About a hundred planes were involved. The naval planes were launched from aircraft carriers in the Mediterranean Sea, but because both France and Spain had refused overflight privileges to the U.S. aircraft, the planes based in England were forced to fly southwest over the Atlantic Ocean and were required to refuel in flight. More than sixty tons of munitions were dropped during the twelve-minute operation that targeted areas near Libya’s capital, Tripoli, and its second largest city, Benghazi, and focused on military targets as well as Libyan leader Muammar Gaddafi’s residential compound. Civilian neighborhoods as well the French embassy were damaged. Total Libyan casualties were estimated at sixty, and a F-11 fighter-bomber was shot down, killing two Air Force captains.

Operation El Dorado Canyon drew heavy criticism from several countries, including the Arab countries, the Soviet Union, and France. The United Nations General Assembly adopted resolution 41/38 which "condemns the military attack perpetrated against the Socialist People's Libyan Arab Jamahiriya on 15 April 1986, which constitutes a violation of the Charter of the United Nations and of international law.” Libya continued to sponsor terrorist activities, such as the bombing of Pan Am Flight 103 in 1988.

Television Coverage

Right before the air strike, President Reagan went on live television to announce the bombing, as “America Anchorman” in the words of Howard Rosenberg. The networks stopped their regular programs to cover the attacks.

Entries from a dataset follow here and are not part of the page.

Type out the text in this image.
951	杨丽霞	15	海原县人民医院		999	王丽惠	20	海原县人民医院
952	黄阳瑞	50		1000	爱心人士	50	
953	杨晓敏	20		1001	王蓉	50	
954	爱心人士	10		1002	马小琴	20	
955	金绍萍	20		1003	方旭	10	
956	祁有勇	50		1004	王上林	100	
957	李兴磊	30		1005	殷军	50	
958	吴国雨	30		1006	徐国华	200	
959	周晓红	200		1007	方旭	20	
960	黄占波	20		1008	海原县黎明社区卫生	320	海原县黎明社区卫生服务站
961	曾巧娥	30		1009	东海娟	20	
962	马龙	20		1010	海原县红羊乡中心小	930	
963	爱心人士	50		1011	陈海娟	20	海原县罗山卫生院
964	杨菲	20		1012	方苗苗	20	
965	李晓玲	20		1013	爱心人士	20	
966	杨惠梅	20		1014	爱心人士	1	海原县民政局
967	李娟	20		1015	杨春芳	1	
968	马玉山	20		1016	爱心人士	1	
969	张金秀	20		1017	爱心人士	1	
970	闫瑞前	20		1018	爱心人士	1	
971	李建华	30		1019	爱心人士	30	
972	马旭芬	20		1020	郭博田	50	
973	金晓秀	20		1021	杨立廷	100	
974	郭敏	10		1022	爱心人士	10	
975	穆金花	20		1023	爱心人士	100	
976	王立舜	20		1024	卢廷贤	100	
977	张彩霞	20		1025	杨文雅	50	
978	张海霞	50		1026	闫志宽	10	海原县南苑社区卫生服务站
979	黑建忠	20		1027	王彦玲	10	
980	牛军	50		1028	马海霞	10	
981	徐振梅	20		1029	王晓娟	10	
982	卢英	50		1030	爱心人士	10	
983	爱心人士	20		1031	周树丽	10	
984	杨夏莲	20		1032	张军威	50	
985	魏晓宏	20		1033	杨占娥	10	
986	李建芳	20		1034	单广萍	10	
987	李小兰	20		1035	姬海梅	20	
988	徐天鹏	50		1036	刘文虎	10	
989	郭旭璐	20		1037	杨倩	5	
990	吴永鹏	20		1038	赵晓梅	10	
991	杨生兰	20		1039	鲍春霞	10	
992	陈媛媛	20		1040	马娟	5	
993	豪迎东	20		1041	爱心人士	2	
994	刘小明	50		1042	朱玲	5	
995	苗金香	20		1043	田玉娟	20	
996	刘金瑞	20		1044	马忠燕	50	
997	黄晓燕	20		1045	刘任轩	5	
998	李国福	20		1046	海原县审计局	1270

Confined to their Tripoli hotels, network correspondents were nevertheless able to provide vivid accounts of the air strikes. Steve Delaney from NBC, Charles Glass with ABC, Allen Pizzey with CBS News, and John Donavan from CNN reported on how the city was virtually blacked out, and they could see, hear, and even feel the bombing. Unable to shoot pictures, their reports were reminiscent of World War II radio pieces. In addition to the lack of electricity and shortages of batteries, reporters had to deal with Libyan censorship.

Within an hour, the campaign was over. Dan Rather switched to the White House, where Secretary of State George Shultz and Secretary of Defense Caspar Weinberger held a press conference. The network devoted more time the next day, April 15, to focus on casualties, both Libyan and American.